A investigação começou no dia 16 de novembro, quando houve a primeira denúncia, na qual a criança compareceu à delegacia acompanhada dos pais. Imediatamente o professor foi afastado para o andamento da investigação e logo novos casos começaram a aparecer.
Ao todo, foram 16 boletins de ocorrência registrados. Desses, 14 foram confirmados e outros dois ainda estão em investigação. Todas as crianças que foram vítimas são do sexo masculino.
Conforme detalhes apurados pela polícia, o homem cometia o crime na sala de aula, na frente das outras crianças, ao passar a mão em regiões íntimas das vítimas enquanto elas estavam atrás da mesa dele.
“O interrogatório durou mais de três horas e meia, e ele negou todos os fatos. Ele disse que não abusava das crianças, mas confirmou que conhecia todas elas e que lecionava para elas”, disse a delegada.
Mesmo diante da negativa do autor dos crimes, a delegada deixou claro que não há dúvidas quanto às práticas criminosas.
“Nós tivemos a narrativa de alguns professores que o viram dando beijos em algumas crianças, e ele alega que é porque tinha uma relação muito próxima, na qual as crianças eram amorosas com ele e ele retribuía dessa forma”, explicou Duarte.
A delegada relatou que a descoberta dos abusos começou com mães em grupos de WhatsApp da própria escola. Elas começaram a questionar os próprios filhos sobre a conduta do professor, e algumas mães concluíram que as crianças realmente estavam sendo abusadas.
DESDOBRAMENTO
Um dos casos mais recentes de violência extrema contra crianças completou um mês ontem. No dia 11 de dezembro de 2022, uma menina de 11 anos foi espancada, estuprada e assassinada dentro de sua residência, no Bairro Nossa Senhora das Graças, na região da Vila Nasser.
De acordo com a polícia, a mãe da criança estaria em um bar consumindo bebida alcoólica enquanto a menina estava em casa cuidando de dois irmãos mais novos, sendo um menino de três anos e um bebê.

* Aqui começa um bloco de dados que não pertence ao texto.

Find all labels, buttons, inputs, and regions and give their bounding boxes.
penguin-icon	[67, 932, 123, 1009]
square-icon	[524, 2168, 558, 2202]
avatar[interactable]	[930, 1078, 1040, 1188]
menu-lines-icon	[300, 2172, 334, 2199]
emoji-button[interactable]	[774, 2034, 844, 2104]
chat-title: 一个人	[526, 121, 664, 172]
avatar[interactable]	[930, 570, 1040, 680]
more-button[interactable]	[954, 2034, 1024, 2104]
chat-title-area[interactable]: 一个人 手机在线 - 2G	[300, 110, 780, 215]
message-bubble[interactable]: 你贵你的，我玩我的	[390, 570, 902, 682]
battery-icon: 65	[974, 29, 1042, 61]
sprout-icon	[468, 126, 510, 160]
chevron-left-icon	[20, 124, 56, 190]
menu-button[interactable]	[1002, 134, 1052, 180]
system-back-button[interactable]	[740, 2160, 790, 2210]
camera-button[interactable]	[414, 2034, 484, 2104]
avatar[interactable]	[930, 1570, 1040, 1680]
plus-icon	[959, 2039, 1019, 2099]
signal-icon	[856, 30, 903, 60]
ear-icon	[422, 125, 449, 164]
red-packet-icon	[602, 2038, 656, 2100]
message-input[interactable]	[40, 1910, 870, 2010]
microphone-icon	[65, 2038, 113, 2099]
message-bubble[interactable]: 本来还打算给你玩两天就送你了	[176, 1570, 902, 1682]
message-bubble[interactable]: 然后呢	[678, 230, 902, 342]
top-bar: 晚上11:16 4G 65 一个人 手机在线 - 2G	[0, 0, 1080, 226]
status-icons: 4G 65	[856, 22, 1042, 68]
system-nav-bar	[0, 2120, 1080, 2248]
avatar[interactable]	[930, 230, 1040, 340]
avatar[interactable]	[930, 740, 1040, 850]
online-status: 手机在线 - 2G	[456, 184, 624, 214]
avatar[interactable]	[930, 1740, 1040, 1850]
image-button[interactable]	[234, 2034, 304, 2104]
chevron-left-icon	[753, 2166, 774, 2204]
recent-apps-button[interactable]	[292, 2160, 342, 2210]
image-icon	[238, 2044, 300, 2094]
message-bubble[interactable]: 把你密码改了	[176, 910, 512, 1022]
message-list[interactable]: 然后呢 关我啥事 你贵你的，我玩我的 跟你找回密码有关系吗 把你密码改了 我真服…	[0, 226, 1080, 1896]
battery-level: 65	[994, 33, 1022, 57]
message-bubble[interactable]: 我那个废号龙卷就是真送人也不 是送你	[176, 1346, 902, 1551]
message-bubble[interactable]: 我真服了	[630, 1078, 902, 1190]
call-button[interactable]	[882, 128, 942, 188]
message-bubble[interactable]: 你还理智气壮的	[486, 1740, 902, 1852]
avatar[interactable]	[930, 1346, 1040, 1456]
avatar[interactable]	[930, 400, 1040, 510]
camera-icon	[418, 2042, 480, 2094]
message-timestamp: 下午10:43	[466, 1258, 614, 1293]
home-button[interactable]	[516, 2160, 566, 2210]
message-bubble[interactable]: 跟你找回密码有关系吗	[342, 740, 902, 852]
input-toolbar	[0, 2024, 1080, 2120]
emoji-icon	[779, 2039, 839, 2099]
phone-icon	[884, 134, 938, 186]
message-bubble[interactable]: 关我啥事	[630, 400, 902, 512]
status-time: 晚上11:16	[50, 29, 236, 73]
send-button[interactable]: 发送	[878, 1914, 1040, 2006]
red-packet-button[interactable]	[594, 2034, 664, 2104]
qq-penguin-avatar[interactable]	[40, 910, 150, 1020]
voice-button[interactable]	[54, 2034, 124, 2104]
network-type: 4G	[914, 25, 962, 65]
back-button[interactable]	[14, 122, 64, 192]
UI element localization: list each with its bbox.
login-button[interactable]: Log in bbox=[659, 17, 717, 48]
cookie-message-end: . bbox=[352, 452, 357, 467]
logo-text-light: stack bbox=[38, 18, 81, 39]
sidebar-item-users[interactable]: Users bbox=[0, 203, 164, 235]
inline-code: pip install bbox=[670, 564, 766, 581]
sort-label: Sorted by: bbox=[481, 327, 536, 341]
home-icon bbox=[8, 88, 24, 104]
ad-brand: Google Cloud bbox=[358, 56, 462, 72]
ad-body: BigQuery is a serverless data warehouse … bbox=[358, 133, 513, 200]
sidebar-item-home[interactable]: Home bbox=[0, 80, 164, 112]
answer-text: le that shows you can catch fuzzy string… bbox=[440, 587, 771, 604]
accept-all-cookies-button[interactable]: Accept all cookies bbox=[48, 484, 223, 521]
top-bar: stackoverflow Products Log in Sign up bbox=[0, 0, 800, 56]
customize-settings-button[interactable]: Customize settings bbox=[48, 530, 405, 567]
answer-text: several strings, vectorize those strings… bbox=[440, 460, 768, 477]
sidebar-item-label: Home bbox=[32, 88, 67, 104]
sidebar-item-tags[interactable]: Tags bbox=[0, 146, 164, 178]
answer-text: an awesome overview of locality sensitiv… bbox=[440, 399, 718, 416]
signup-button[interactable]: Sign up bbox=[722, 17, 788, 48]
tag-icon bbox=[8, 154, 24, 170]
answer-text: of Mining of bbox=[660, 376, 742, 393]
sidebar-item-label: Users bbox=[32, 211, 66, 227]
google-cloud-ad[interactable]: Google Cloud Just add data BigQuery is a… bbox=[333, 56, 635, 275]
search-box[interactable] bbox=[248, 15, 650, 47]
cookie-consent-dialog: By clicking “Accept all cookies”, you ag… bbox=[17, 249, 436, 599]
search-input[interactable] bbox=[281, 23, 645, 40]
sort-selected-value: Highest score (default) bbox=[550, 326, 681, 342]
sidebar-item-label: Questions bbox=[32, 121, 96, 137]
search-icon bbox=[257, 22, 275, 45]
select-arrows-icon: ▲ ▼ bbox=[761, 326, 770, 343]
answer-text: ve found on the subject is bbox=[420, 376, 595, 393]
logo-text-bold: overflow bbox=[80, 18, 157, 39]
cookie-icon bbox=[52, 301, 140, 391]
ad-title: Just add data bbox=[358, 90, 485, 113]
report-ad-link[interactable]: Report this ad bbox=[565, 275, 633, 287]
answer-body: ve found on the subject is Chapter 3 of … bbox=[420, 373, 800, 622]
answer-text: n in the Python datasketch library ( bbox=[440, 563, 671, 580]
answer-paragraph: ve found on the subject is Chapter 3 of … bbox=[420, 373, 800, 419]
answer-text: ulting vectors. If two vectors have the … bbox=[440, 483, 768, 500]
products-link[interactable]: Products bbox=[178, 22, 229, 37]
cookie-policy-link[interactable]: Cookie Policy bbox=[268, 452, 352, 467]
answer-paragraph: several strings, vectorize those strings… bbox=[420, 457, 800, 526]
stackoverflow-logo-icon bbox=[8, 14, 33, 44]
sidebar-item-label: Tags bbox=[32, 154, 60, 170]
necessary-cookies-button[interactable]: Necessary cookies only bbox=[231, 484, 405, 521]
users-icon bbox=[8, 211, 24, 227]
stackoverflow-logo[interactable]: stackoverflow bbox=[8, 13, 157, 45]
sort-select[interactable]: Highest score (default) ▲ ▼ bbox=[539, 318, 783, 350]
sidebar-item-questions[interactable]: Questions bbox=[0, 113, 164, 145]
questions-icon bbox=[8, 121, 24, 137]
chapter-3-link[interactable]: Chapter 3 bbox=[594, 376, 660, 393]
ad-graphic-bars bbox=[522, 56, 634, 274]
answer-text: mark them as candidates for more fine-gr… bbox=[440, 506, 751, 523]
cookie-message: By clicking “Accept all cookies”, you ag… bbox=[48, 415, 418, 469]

O homem de 31 anos acusado de matar e estuprar a menina passou por audiência de custódia no dia 14 de dezembro e teve a prisão em flagrante convertida em preventiva.
Como já publicado pelo Correio do Estado, o delegado responsável pelo caso, que está sendo conduzido pela DEPCA, Roberto Morgado, confirmou que o suspeito confessou o crime.
Saiba: Conforme o artigo 217-A do Código Penal, o crime de estupro de vulnerável se caracteriza em: “Ter conjunção carnal ou praticar ato libidinoso com menor de 14 anos”. A violência acarreta em pena de oito a 15 anos, podendo se estender até 30 anos.